Turkish Court Convicts US Pastor Of Terror Yet Frees Him
IZMIR, Turkey (AP) — A Turkish court on Friday convicted an American pastor of terror links but released him from house arrest and allowed him to leave the country, a move that’s likely to ease tensions between Turkey and the United States.
The court near the western city of Izmir sentenced North Carolina native Andrew Brunson to three years, one month and 15 days in prison for allegedly helping terror groups. But since the 50-year-old evangelical pastor had already spent nearly two years in detention, Turkish law allowed him to remain free with time served.
An earlier charge of espionage against him was dropped.
Brunson, a native of North Carolina whose detention had sparked a diplomatic dispute between the two NATO allies, had rejected the espionage and terror-related charges and strongly maintained his innocence.
The 50-year-old had faced up to 35 years in jail if convicted of all the charges. With tears in his eyes, he hugged his wife Norine Lyn as he awaited the decision Friday.
After the verdict, President Donald J. Trump tweeted he was praying for Brunson, saying he “WILL BE HOME SOON!”
Lawyer Ismail Cem Halavurt said Brunson was expected to leave Turkey for the U.S., but it was not clear when. His lawyer said the electronic ankle bracelet monitoring his house arrest was removed. Brunson went back to his home in Izmir after the court proceeding.
Washington had repeatedly called for Brunson’s release and in August had slapped sanctions on Turkey.
But a top Turkish official criticized Trump’s tweets claiming that he was “working hard” to get the pastor’s release. Turkish President Recep Tayyip Erdogan’s communications director, Fahrettin Altun, repeated the president’s stance that Turkey would not bow to threats of sanctions and said the court’s ruling Friday proved the judiciary’s independence.
Brunson, who has lived in Turkey for more than two decades, was one of thousands caught up in a widespread Turkish government crackdown that followed a failed coup against the government in July 2016.

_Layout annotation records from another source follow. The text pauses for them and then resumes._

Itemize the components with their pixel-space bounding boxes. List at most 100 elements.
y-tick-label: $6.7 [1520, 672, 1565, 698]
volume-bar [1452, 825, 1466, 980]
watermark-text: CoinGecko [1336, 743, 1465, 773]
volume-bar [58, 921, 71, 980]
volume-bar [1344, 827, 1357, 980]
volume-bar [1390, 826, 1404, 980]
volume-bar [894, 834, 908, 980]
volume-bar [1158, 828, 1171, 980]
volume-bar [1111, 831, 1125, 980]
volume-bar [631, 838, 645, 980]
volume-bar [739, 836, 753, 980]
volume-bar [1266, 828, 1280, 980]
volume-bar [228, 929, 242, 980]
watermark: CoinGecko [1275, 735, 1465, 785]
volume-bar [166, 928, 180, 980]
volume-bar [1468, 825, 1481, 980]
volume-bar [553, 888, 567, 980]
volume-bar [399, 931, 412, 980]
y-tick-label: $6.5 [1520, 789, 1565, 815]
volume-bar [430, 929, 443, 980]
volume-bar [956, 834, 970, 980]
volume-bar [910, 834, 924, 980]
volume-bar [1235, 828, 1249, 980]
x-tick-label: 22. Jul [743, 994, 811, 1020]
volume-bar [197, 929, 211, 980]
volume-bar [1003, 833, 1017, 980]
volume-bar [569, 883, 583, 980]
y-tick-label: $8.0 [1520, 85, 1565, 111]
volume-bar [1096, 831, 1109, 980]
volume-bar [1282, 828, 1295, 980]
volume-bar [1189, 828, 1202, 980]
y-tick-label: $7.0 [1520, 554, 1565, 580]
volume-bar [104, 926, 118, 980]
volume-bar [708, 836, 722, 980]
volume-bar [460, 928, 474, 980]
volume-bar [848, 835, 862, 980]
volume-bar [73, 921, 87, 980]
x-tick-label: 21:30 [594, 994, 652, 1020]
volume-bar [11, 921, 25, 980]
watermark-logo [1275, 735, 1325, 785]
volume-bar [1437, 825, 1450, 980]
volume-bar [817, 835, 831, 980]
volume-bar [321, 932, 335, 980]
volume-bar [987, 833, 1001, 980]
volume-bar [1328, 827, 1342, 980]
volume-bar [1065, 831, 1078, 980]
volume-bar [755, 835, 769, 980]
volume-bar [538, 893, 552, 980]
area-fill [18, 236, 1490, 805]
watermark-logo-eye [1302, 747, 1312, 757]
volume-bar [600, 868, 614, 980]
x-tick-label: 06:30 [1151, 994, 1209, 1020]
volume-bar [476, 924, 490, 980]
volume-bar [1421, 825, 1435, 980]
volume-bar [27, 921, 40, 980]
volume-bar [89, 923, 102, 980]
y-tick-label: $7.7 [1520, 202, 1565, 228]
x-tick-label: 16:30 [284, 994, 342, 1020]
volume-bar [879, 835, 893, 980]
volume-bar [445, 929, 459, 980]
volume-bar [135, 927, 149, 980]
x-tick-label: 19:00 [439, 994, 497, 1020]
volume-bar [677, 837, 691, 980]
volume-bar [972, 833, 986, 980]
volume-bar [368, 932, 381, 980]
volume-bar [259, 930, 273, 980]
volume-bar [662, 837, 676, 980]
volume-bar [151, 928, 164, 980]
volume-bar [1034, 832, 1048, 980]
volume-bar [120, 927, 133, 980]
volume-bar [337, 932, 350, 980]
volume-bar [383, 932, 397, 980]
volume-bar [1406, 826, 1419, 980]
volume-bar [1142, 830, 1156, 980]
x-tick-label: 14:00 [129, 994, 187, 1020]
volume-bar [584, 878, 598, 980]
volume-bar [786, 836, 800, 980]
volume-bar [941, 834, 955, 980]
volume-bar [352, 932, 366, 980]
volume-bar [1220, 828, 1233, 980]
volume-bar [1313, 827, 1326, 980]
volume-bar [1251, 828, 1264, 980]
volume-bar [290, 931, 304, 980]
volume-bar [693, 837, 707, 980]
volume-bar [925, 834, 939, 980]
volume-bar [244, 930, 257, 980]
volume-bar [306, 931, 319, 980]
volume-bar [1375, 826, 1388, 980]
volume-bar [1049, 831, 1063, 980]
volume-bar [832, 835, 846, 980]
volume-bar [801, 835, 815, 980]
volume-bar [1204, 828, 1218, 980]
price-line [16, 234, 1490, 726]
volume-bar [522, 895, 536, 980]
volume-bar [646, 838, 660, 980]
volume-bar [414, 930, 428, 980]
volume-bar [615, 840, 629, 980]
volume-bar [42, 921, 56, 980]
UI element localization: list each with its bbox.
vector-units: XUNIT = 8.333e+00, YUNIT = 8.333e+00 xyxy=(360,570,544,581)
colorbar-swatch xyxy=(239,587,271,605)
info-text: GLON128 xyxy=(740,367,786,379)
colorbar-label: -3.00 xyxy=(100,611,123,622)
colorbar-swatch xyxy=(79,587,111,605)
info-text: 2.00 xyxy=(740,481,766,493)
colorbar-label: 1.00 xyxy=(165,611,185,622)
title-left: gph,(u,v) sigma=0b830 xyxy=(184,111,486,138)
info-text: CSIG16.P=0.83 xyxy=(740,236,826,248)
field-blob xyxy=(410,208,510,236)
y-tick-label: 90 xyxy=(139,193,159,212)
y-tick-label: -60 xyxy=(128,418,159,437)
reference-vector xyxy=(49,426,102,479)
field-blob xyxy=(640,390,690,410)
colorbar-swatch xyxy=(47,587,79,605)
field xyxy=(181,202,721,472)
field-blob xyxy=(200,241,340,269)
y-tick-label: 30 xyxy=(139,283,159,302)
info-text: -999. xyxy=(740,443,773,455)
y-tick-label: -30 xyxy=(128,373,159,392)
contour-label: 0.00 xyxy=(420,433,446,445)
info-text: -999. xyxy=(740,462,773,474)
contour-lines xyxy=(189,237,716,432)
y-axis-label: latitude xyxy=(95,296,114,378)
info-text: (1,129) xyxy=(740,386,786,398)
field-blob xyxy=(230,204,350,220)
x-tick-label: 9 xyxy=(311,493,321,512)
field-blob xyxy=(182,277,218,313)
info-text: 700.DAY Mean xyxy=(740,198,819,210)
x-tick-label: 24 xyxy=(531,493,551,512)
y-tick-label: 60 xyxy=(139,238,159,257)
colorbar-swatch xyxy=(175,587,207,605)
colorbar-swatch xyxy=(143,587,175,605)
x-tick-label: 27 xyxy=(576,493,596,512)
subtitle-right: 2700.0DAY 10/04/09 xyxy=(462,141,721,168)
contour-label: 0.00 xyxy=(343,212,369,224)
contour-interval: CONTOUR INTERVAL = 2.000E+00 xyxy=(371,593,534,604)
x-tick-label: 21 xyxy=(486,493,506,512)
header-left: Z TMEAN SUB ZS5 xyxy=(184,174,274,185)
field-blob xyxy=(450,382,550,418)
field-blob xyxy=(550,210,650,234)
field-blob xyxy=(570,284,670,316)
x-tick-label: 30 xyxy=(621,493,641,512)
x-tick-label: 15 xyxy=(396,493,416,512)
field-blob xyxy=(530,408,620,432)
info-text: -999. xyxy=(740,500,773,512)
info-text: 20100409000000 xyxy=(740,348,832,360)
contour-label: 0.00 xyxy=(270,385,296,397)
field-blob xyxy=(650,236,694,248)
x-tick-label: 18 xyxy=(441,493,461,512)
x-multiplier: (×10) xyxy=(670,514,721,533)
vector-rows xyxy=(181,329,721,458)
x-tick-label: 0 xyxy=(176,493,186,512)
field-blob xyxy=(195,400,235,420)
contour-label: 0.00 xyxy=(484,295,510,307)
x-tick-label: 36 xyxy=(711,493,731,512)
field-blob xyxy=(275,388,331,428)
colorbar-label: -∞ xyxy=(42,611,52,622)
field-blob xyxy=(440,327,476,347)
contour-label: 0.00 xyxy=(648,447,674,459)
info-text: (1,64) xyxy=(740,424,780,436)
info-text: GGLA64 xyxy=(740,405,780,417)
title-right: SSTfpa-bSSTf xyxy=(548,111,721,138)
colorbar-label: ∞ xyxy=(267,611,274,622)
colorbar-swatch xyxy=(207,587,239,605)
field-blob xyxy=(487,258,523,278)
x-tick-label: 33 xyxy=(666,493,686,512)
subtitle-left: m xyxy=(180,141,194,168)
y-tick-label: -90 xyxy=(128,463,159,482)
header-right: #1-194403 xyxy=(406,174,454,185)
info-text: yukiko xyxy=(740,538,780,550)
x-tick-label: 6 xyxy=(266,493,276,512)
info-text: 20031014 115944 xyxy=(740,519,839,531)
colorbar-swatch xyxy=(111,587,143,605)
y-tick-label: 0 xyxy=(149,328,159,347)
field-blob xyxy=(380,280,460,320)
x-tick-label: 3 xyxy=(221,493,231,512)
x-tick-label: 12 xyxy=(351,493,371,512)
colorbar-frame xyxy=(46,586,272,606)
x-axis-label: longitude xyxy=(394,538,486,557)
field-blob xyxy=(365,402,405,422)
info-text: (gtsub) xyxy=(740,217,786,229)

He was accused of committing crimes on behalf of terror groups and of alleged links to outlawed Kurdish militants and to a network led by a U.S.-based Turkish cleric, Fethullah Gulen, who Turkey claims orchestrated the coup attempt. Gulen denies the claims.
“I am an innocent man. I love Jesus. I love Turkey,” Brunson told the court Friday, speaking in Turkish.
Earlier, the court called two witnesses following tips from witness Levent Kalkan, who at a previous hearing had accused Brunson of aiding terror groups. The new witnesses did not confirm Kalkan’s accusations. Another witness for the prosecution said she did not know Brunson.
The pastor, who is originally from Black Mountain, North Carolina, led a small congregation in the Izmir Resurrection Church. He was imprisoned for nearly two years — detained in October 2016 and formally arrested in December that year — before being placed under house arrest on July 25 for health reasons.
Tony Perkins, the commissioner for the U.S. Commission on International Religious Freedom, said he welcomed the court’s decision Friday along with “the millions of Americans who have been praying for Pastor Brunson’s release.”
Members of the Christ Community Church in Montreat, North Carolina, were overjoyed at Brunson’s release.
Spokeswoman Debi Forester said the church’s Rev. Richard White has been with the Brunson family in Turkey for a day or two and the U.S. Consulate is handling Brunson’s travel arrangements to return to the United States.
She quotes White as saying the group is “all just shouting ‘Hallelujah!’ and doing the happy dance.” She says the church will have a welcome home party for Brunson sometime.
Washington had imposed sanctions on two Turkish officials and doubled tariffs on Turkish steel and aluminum imports in August to push its demands for the pastor’s release.
Erdogan had resisted that U.S. demands, insisting that Turkish courts are independent. But he had previously undermined that stance, suggesting a possible swap of Brunson for Gulen.
Turkey has demanded Gulen’s extradition but so far U.S. officials say Turkey has not provided sufficient reason for U.S. officials to extradite the cleric.
Brunson’s trial came as another major diplomatic case is developing in Turkey involving Saudi writer and U.S. resident Jamal Khashoggi, who disappeared at the Saudi consulate in Istanbul last week.
Turkish officials claim the writer may have been killed inside the Saudi diplomatic mission and Turkish newspapers have released pictures of alleged Saudi agents flown in to allegedly handle the killing.
Saudi officials reject the claim as “baseless.”